By taking derivatives, one can show that the minimum value of $\beta$ occurs at $\epsilon = 0$, so we conclude $\beta > 0$ for $0 < \epsilon < \frac{1}{2}$, finishing the proof.

1.10

(a) To simplify, we assume that all the points in $\mathcal{X}$ are unique, which implies

$E_{\text{off}}(h, f) = \frac{1}{M}\left\lfloor\frac{M}{2}\right\rfloor,$

since $h$ makes an error whenever $\mathbf{x} = \mathbf{x}_k$ and $k$ is even.

(b) If $f$ generates $\mathcal{D}$, then its output on the first $N$ points are fixed. There are $2^M$ possible outputs on the remaining $M$ points, so we conclude that there are $2^M$ such $f$.

(c) There are $\binom{M}{k}$ ways for $f$ and $h$ to disagree on $k$ points, which is the same as saying there are $\binom{M}{k}$ choices of $f$ with $E_{\text{off}}(h, f) = \frac{k}{M}$. To check our work, we can use a trick using the binomial theorem to show

$2^M = (1 + 1)^M = \sum_{k = 0}^M \binom{M}{k}.$

(d) If every $f$ is equally likely, then the definition of expectation says

$\mathbb{E}_f[E_{\text{off}}(h, f)] = \frac{1}{2^M}\sum_{k = 0}^M \binom{M}{k}\frac{k}{M}.$

To simplify even further, we can use the identity $\sum_{k = 0}^M k\binom{M}{k} = M2^{M - 1}$ to show

$\mathbb{E}_f[E_{\text{off}}(h, f)] = \frac{1}{2}.$

(d) We note that the expression for the expected off-training-set error does not depend on the hypothesis $h$, so we can conclude that no matter what hypotheses $A_1$ and $A_2$ choose, the expected error will be the same.

1.11

(a) This is a classic example of a single-variable function that we can minimize via taking the derivative:

$\begin{align} \frac{d}{dh}E_{\text{in}}(h) = 2\sum_{n = 1}^N (h - y_n) &= 0 \\ Nh - \sum_{n = 1}^N y_n &= 0 \\ h &= \frac{1}{N}\sum_{n = 1} y_n, \end{align}$

so we conclude that the value that minimizes $E_{\text{in}}(h)$ is the sample mean.

(b) We can also take the derivative for this form of $E_{\text{in}}(h)$. Using the identity $\frac{d}{dx}|x| = \frac{|x|}{x} = \text{sign}(x)$, we have

$\frac{d}{dh}E_{\text{in}}(h) = \sum_{n = 1}^N \text{sign}(h - y_n) = 0.$

For this quantity to be 0, we must have as many values of $h - y_n$ that are positive as there are negative.
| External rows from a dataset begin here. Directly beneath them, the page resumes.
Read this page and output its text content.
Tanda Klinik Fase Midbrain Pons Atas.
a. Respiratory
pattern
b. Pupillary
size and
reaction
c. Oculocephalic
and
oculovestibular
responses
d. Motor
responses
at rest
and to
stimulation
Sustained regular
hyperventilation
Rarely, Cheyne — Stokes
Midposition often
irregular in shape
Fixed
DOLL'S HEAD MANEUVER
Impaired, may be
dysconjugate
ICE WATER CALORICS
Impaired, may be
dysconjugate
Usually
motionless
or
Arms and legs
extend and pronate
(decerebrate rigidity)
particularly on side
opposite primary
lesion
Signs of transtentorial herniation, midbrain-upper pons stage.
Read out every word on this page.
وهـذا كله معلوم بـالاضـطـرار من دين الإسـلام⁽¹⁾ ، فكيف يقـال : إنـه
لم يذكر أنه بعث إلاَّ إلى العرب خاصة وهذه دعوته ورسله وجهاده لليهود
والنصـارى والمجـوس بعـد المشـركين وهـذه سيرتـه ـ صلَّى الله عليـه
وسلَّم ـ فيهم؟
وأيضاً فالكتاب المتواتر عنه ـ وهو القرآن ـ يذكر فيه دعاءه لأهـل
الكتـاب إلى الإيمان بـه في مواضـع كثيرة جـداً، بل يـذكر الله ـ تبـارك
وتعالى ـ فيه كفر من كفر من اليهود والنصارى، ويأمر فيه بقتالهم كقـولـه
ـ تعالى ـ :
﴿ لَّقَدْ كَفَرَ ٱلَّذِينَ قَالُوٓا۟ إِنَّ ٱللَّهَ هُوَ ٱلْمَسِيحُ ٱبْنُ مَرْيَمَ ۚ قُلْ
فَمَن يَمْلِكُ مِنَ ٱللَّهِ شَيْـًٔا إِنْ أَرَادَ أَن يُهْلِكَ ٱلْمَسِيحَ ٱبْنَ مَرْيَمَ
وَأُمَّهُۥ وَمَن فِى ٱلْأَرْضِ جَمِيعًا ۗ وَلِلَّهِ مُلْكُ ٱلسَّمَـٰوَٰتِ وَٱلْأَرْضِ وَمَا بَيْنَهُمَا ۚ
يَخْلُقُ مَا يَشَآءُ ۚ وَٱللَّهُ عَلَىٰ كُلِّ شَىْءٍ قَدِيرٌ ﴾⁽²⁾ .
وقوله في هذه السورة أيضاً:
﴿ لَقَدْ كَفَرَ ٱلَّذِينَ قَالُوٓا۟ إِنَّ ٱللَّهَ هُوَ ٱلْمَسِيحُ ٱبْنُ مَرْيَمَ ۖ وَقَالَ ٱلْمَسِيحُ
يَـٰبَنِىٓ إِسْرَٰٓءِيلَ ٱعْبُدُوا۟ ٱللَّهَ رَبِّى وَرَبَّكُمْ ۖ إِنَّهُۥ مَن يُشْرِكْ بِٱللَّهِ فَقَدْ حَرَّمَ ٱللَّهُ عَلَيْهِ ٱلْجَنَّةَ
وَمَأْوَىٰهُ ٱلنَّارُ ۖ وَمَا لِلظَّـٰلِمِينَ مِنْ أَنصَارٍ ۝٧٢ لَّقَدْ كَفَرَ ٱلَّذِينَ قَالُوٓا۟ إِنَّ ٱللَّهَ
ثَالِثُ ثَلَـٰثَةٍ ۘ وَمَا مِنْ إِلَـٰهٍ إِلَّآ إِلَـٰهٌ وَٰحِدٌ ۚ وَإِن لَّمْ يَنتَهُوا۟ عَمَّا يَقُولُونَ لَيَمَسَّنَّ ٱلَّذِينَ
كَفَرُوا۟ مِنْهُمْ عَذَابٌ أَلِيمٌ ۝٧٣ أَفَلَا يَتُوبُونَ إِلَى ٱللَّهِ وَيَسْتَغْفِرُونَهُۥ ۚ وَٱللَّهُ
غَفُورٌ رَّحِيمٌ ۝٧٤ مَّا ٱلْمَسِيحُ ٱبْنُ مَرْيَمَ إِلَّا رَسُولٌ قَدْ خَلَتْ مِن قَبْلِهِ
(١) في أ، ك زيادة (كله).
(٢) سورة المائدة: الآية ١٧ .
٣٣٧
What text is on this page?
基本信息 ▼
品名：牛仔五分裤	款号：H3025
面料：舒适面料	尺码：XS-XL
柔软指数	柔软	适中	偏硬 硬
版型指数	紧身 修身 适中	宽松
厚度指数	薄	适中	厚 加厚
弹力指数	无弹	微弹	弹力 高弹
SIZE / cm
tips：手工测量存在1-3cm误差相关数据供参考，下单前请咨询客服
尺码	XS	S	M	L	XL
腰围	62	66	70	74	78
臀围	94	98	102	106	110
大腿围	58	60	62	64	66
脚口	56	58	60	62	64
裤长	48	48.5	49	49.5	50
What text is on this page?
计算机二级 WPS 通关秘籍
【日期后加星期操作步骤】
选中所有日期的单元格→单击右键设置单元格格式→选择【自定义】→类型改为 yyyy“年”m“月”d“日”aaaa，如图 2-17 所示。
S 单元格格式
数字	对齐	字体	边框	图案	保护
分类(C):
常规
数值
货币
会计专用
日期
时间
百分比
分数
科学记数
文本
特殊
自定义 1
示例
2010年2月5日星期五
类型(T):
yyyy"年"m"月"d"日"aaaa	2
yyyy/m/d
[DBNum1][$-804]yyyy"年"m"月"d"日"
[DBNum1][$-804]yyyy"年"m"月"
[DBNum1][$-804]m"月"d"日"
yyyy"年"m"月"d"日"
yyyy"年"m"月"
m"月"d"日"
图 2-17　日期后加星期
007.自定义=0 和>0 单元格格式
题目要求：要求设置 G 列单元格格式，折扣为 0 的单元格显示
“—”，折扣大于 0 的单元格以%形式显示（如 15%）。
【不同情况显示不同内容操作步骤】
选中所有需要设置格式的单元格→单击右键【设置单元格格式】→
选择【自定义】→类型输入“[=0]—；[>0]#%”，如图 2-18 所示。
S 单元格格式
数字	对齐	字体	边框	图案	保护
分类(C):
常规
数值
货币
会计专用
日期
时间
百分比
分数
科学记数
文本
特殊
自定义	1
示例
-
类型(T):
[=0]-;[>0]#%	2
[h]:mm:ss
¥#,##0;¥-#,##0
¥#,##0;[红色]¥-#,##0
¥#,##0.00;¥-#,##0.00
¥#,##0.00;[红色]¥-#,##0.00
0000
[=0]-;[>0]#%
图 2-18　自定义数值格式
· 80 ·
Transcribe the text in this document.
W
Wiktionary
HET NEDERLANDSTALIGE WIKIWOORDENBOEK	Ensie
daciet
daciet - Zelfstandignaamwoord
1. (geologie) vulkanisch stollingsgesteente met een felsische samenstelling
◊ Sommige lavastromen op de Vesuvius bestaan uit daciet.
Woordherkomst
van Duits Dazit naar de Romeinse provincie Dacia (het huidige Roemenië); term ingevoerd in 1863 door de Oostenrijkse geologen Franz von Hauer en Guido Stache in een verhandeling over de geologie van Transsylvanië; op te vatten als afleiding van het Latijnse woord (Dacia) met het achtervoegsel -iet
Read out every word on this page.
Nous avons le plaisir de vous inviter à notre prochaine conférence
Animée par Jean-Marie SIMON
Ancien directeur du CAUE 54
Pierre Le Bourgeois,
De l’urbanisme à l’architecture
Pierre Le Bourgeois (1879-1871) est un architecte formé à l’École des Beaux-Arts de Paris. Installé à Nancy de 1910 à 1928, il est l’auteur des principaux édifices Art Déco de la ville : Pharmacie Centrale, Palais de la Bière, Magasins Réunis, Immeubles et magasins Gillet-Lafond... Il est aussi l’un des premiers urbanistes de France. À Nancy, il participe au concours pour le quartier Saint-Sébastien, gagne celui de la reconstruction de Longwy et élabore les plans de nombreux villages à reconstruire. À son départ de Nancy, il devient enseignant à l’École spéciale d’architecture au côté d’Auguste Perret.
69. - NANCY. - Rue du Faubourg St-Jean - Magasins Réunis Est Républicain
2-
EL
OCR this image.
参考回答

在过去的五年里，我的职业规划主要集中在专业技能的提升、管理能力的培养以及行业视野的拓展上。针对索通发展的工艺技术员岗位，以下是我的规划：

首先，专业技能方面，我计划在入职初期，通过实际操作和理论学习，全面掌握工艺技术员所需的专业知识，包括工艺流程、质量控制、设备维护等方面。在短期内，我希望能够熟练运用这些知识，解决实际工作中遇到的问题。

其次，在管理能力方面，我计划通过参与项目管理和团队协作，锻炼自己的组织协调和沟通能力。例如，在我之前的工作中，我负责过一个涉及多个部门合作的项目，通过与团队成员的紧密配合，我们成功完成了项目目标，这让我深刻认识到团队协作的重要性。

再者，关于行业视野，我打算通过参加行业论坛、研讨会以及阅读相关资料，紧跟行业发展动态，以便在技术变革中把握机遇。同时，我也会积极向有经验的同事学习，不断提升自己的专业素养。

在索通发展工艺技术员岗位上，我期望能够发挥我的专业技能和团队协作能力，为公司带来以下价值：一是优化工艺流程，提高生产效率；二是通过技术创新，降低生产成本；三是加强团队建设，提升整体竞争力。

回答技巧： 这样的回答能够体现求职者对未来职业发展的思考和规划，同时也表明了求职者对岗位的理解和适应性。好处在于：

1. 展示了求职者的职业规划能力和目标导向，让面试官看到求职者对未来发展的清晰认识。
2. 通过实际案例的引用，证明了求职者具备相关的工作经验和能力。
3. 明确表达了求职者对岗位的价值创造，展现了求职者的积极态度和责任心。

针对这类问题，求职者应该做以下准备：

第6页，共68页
This means $h$ should be the median of the $y_n$ (or in the case that $N$ is even, any value in between the two median values).

$h_{\text{mean}} = \frac{1}{N}\sum_{n = 1}^{N - 1} y_n + y_N + \epsilon \xrightarrow{\epsilon \to \infty} \infty,$

i.e., this outlier causes $h_{\text{mean}}$ to blow up. However, $h_{\text{med}}$ at most will jump to the next highest value of $y_n$ or not be affected at all, depending on where $y_N$ falls in the order of the $y_n$.